Tue Dec 1 08:32:33 PST 2015

On Tue, Dec 01, 2015 at 08:40:17AM +0800, Boqun Feng wrote:
> Hi Will,

Hi Boqun,

> On Fri, Nov 27, 2015 at 11:44:06AM +0000, Will Deacon wrote:
> > Boqun Feng reported a rather nasty ordering issue with spin_unlock_wait
> > on architectures implementing spin_lock with LL/SC sequences and acquire
> > semantics:
> > 
> >  | CPU 1                   CPU 2                     CPU 3
> >  | ==================      ====================      ==============
> >  |                                                   spin_unlock(&lock);
> >  |                         spin_lock(&lock):
> >  |                           r1 = *lock; // r1 == 0;
> >  |                         o = READ_ONCE(object); // reordered here
> >  | object = NULL;
> >  | smp_mb();
> >  | spin_unlock_wait(&lock);
> >  |                           *lock = 1;
> >  | smp_mb();
> >  | o->dead = true;
> >  |                         if (o) // true
> >  |                           BUG_ON(o->dead); // true!!
> > 
> > The crux of the problem is that spin_unlock_wait(&lock) can return on
> > CPU 1 whilst CPU 2 is in the process of taking the lock. This can be
> > resolved by upgrading spin_unlock_wait to a LOCK operation, forcing it
> 
> I wonder whether upgrading it to a LOCK operation is necessary. Please
> see below.
> 
> > to serialise against a concurrent locker and giving it acquire semantics
> > in the process (although it is not at all clear whether this is needed -
> > different callers seem to assume different things about the barrier
> > semantics and architectures are similarly disjoint in their
> > implementations of the macro).
> > 
> > This patch implements spin_unlock_wait using an LL/SC sequence with
> > acquire semantics on arm64. For v8.1 systems with the LSE atomics, the
> 
> IIUC, you implement this with acquire semantics because a LOCK requires
> acquire semantics, right? I get that spin_unlock_wait() becoming a LOCK
> will surely simply our analysis, because LOCK->LOCK is always globally
> ordered. But for this particular problem, seems only a relaxed LL/SC
> loop suffices, and the use of spin_unlock_wait() in do_exit() only
> requires a control dependency which could be fulfilled by a relaxed
> LL/SC loop. So the acquire semantics may be not necessary here.
> 
> Am I missing something subtle here which is the reason you want to
> upgrading spin_unlock_wait() to a LOCK?

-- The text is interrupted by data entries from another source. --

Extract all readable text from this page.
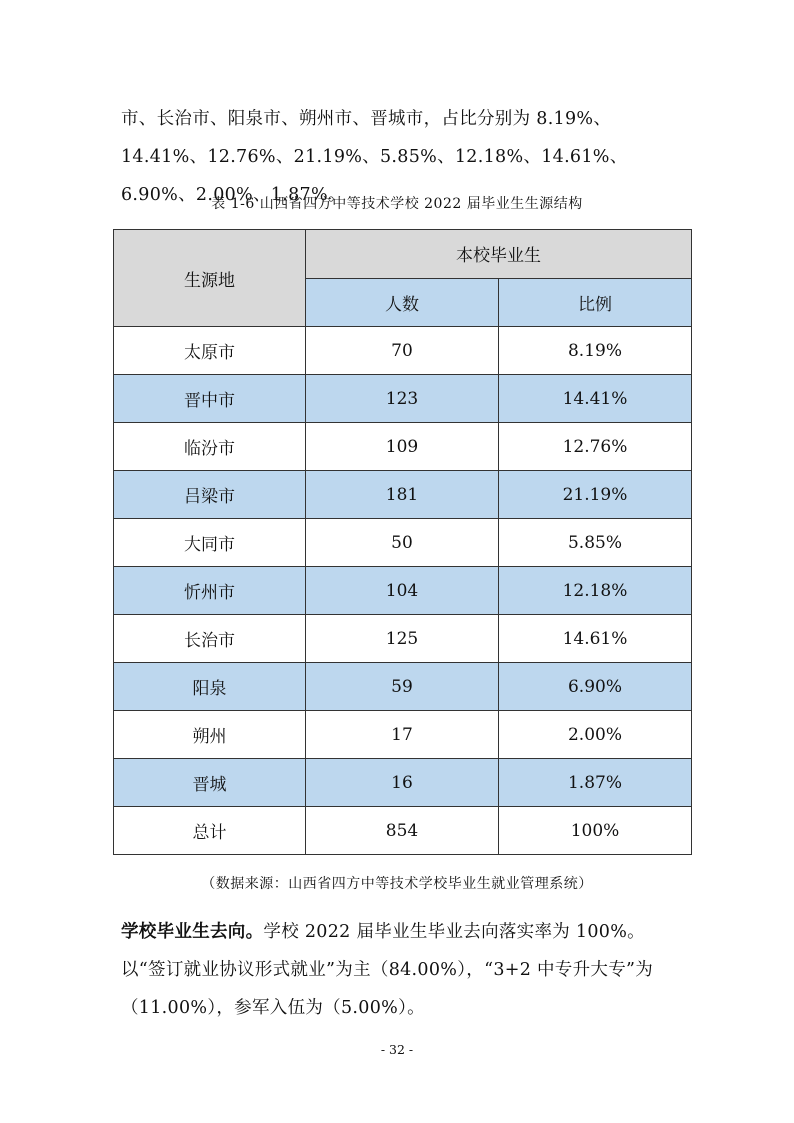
市、长治市、阳泉市、朔州市、晋城市，占比分别为 8.19%、14.41%、12.76%、21.19%、5.85%、12.18%、14.61%、6.90%、2.00%、1.87%。

表 1-6 山西省四方中等技术学校 2022 届毕业生生源结构
生源地	本校毕业生	
	人数	比例
太原市	70	8.19%
晋中市	123	14.41%
临汾市	109	12.76%
吕梁市	181	21.19%
大同市	50	5.85%
忻州市	104	12.18%
长治市	125	14.61%
阳泉	59	6.90%
朔州	17	2.00%
晋城	16	1.87%
总计	854	100%
（数据来源：山西省四方中等技术学校毕业生就业管理系统）

学校毕业生去向。学校 2022 届毕业生毕业去向落实率为 100%。以“签订就业协议形式就业”为主（84.00%），“3+2 中专升大专”为（11.00%），参军入伍为（5.00%）。

- 32 -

There's two things going on here:

  (1) Having spin_unlock_wait do a complete LL/SC sequence (i.e. writing
      to the lock, like a LOCK operation would)

  (2) Giving it ACQUIRE semantics

(2) is not necessary to fix the problem you described. However, LOCK
operations do imply ACQUIRE and it's not clear to me that what the
ordering semantics are for spin_unlock_wait.

I'd really like to keep this as simple as possible. Introducing yet
another magic barrier macro that isn't well understood or widely used
feels like a major step backwards to me, so I opted to upgrade
spin_unlock_wait to LOCK on arm64 so that I no longer have to worry
about it.

Will